Toda la acción de Scheherazade giraba en torno al papel decisivo de Zobeida, la reina. Ida Rubinstein no era una bailarina profesional, sino una rica heredera decidida a usar su inmensa fortuna personal para convertirse en estrella por derecho propio. Dejó la compañía de Diáguilev después del éxito de Scheherazade, para financiar y protagonizar una serie de «dramas mímicos» en los que interpretó a san Sebastián, Salomé y La Pisanelle (asfixiada por las flores). Sus nuevos asociados fueron los sumos sacerdotes del Decadentismo, de Montesquieu y d’Annunzio. También fue amiga íntima de Romaine Brooks y figura dominante en el medio lésbico que abarcaba desde Brooks y Natalie Barney (amante de la esposa del Dr. Mardrus, Lucie Delarue) hasta Gertrude Stein, homólogo femenino del mundo homosexual masculino que Diáguilev dominaba.

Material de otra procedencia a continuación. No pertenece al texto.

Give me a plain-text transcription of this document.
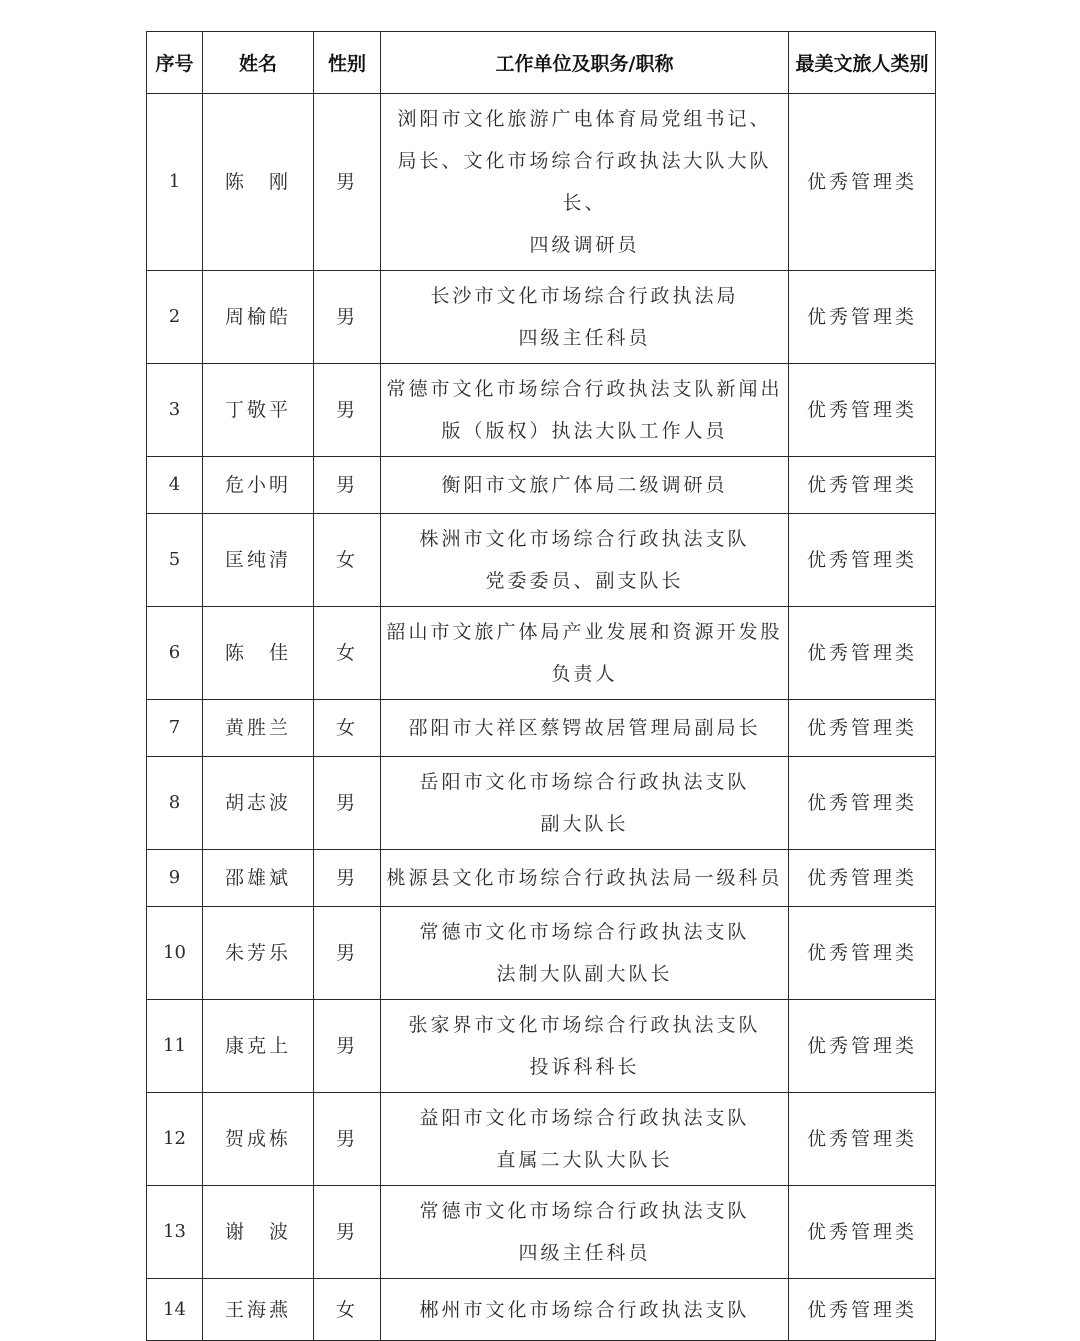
序号	姓名	性别	工作单位及职务/职称	最美文旅人类别
1	陈　刚	男	浏阳市文化旅游广电体育局党组书记、
局长、文化市场综合行政执法大队大队长、
四级调研员	优秀管理类
2	周榆皓	男	长沙市文化市场综合行政执法局
四级主任科员	优秀管理类
3	丁敬平	男	常德市文化市场综合行政执法支队新闻出
版（版权）执法大队工作人员	优秀管理类
4	危小明	男	衡阳市文旅广体局二级调研员	优秀管理类
5	匡纯清	女	株洲市文化市场综合行政执法支队
党委委员、副支队长	优秀管理类
6	陈　佳	女	韶山市文旅广体局产业发展和资源开发股
负责人	优秀管理类
7	黄胜兰	女	邵阳市大祥区蔡锷故居管理局副局长	优秀管理类
8	胡志波	男	岳阳市文化市场综合行政执法支队
副大队长	优秀管理类
9	邵雄斌	男	桃源县文化市场综合行政执法局一级科员	优秀管理类
10	朱芳乐	男	常德市文化市场综合行政执法支队
法制大队副大队长	优秀管理类
11	康克上	男	张家界市文化市场综合行政执法支队
投诉科科长	优秀管理类
12	贺成栋	男	益阳市文化市场综合行政执法支队
直属二大队大队长	优秀管理类
13	谢　波	男	常德市文化市场综合行政执法支队
四级主任科员	优秀管理类
14	王海燕	女	郴州市文化市场综合行政执法支队	优秀管理类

Rubinstein había comenzado su carrera en San Petersburgo, donde fue, primero, presentada a Fokine (por Bakst) porque quería que éste le diera clases de baile para poder interpretar el papel de Salomé en la versión que ella misma produjo de la obra de Oscar Wilde. Ansiaba especialmente, recordaba Fokine, aparecer en la Danza de los Siete Velos. Fokine «sentía que podría hacer algo inusual con ella, al estilo de Botticelli», es decir, tanto el Botticelli gracioso que influyó en Isadora Duncan como el Botticcelli «satánico, irresistible, aterrador» del fin de siècle que inspiró el Hermaphroditus de Beardsley[15]. Al final, la producción se prohibió debido a los rumores de que Rubinstein aparecería desnuda después de retirar el último velo, «una situación inusual para una joven perteneciente a una familia convencional y acomodada», como señaló Benois.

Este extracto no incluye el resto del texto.